The Meltdown-Spectre Exploits: Lock-down your Servers, Update Cloud Instances

The much publicized critical CPU vulnerabilities published last week by Google’s Project Zero and its partners, will have their greatest impact on virtual hosts or those servers where threat actors can gain physical access.

The vulnerabilities, named Meltdown and Spectre, are hardware bugs that can be abused to leak information from one process to another in the underlying process or the dependent on operating system. More specifically, the vulnerability stems from a misspeculated execution that allows arbitrary virtual memory reads, bypassing process isolation of the operating system or processor. Such unauthorized memory reads may reveal sensitive information, such as passwords and encryption keys. These vulnerabilities affect many modern CPUs including Intel, AMD and ARM.

Cato Research Labs analyzed the security impact of vulnerabilities Spectre (CVE-2017-5753, and CVE-2017-5715) Meltdown (CVE-2017-5754) on Cato Cloud and our customers’ networks. Any measures needed to protect the software or hardware have been taken by Cato.

We highly recommend that Cato customers follow their cloud provider’s guidelines for patching operating system running in the virtual machine of their cloud hosts. Most cloud providers have already patched the underlying hypervisors. Specific patching instructions can be found here for Microsoft Azure, Amazon AWS, and Google Cloud Platform.

Additional information about the attacks is described in Google Project Zero blog.
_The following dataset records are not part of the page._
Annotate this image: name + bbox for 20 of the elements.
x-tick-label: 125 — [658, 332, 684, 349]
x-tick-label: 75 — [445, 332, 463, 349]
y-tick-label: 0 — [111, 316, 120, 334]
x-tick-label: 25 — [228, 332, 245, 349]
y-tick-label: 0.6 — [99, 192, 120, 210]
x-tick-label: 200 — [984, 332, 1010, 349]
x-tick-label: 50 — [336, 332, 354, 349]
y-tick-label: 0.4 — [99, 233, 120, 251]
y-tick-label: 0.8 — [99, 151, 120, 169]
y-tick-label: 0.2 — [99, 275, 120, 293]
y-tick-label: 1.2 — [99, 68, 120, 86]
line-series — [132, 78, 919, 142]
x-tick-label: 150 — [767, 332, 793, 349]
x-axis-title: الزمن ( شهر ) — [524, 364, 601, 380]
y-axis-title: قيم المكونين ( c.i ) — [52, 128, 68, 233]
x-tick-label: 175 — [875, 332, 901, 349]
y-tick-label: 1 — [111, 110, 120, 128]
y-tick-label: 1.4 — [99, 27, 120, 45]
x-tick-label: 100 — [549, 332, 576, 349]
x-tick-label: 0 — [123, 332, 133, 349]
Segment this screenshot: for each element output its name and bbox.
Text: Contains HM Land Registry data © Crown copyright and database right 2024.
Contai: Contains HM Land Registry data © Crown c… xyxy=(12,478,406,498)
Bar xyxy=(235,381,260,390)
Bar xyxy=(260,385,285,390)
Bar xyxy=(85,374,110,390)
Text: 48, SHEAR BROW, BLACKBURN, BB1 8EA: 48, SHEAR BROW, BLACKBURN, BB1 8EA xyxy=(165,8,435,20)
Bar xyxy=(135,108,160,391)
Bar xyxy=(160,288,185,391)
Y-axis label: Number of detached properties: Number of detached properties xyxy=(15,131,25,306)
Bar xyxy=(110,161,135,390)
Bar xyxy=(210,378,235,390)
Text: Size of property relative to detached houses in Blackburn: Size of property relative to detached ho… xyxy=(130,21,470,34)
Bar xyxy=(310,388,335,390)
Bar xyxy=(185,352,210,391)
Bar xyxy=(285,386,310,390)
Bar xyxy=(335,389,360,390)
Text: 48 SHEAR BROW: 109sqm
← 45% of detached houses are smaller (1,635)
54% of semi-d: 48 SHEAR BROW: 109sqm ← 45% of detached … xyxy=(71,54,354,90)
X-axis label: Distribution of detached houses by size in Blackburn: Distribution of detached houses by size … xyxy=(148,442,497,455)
Meltdown was discovered by Jann Horn at Google Project Zero;  Werner Haas and Thomas Prescher at Cyberus Technology; and Daniel Gruss, Moritz Lipp, Stefan Mangard, Michael Schwarz at the Graz University of Technology.

Horn and Lipp were also credited in the discovery of Spectra along with Paul Kocher in collaboration with ( in alphabetical order) Daniel Genkin of the University of Pennsylvania and the University of Maryland, Mike Hamburg from Rambus, and Yuval Yarom from the University of Adelaide and Data61.